Herniated Disc Risk
Normal activities and just living your life causes a series of minor injuries to your spinal discs, but in most cases they are happy and healthy for your entire life.
Some activities and situations put you at additional risk for a disc injury or a disc herniation.
Repetitive Sports Injuries
High impact sports like football and hockey can force the spinal discs to absorb tremendous forces beyond what they can withstand.
Sports that require extreme flexibility such as gymnastics and wrestling will also force your discs into positions that are likely to cause problems.
When the annulus is placed under pressure because of a large impact or being forced to bend abnormally it may begin to weaken.
Repetitive impacts or extremes of bending may cause the annulus to tear or rupture.
Back Pain Plus
A break in the annulus can cause severe back pain. It may allow the nucleus pulposis to be forced out of the disc and into the spinal canal.

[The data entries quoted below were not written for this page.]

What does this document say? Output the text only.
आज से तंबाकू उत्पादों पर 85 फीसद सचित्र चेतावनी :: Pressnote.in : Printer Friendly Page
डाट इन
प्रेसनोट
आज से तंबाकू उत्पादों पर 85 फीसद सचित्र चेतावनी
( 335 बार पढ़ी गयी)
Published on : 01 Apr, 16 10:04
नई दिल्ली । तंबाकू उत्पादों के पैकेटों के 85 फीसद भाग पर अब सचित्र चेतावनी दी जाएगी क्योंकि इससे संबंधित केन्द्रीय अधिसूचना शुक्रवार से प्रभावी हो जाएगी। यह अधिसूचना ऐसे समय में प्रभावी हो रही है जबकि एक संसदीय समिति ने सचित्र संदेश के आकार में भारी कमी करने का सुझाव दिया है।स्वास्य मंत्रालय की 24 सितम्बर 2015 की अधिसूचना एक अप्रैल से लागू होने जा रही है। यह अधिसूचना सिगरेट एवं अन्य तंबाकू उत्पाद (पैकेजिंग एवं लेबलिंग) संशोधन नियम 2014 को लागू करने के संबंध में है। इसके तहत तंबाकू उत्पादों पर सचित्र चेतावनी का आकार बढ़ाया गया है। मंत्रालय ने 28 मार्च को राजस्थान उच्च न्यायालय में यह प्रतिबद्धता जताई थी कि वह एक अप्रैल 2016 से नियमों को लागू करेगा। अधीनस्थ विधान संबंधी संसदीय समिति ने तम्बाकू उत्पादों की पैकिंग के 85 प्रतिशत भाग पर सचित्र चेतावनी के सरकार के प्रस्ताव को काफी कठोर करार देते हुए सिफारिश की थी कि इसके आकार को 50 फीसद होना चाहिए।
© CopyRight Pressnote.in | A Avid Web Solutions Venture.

If this extruded piece of disc is pressing on a nerve it can cause serious pain radiating into one or both buttocks.
These types of activities put great stress on your intervertebral discs.
Image thanks to kevahoya, via Wikimedia Commons
Large forces sustained in falls and motor vehicle accidents can cause a break in the annulus forcing the nucleus out of the disc. These types of accidents may also cause fractures of the vertebrae and other bones.
When sufficient force is applied the disc may tear completely and allow one vertebra to be totally separated from the next. This often results in damage to the spinal cord and possible paralysis.
Occupations that require repetitive motions, especially constant bending and lifting or twisting type motions can begin to breakdown the fibers of the annulus and eventually it may develop a crack or begin to tear.
The annulus around the outside of your discs is tough and flexible but it can be damaged by a single large force or repetitive minor forces. It is full of nerve endings and an injury will cause back pain that may be severe.
May occur at any Level of Your Spine
When the inner part of the disc comes out and begins pressing on a nerve you may experience pain, numbness, or weakness in one of your arms or legs.
The discs in your lumbar spine are the most at risk because of the extreme flexibility that they allow and the weight of your body that they are forced to carry.
However, you can have a herniated disc at any level of your spine.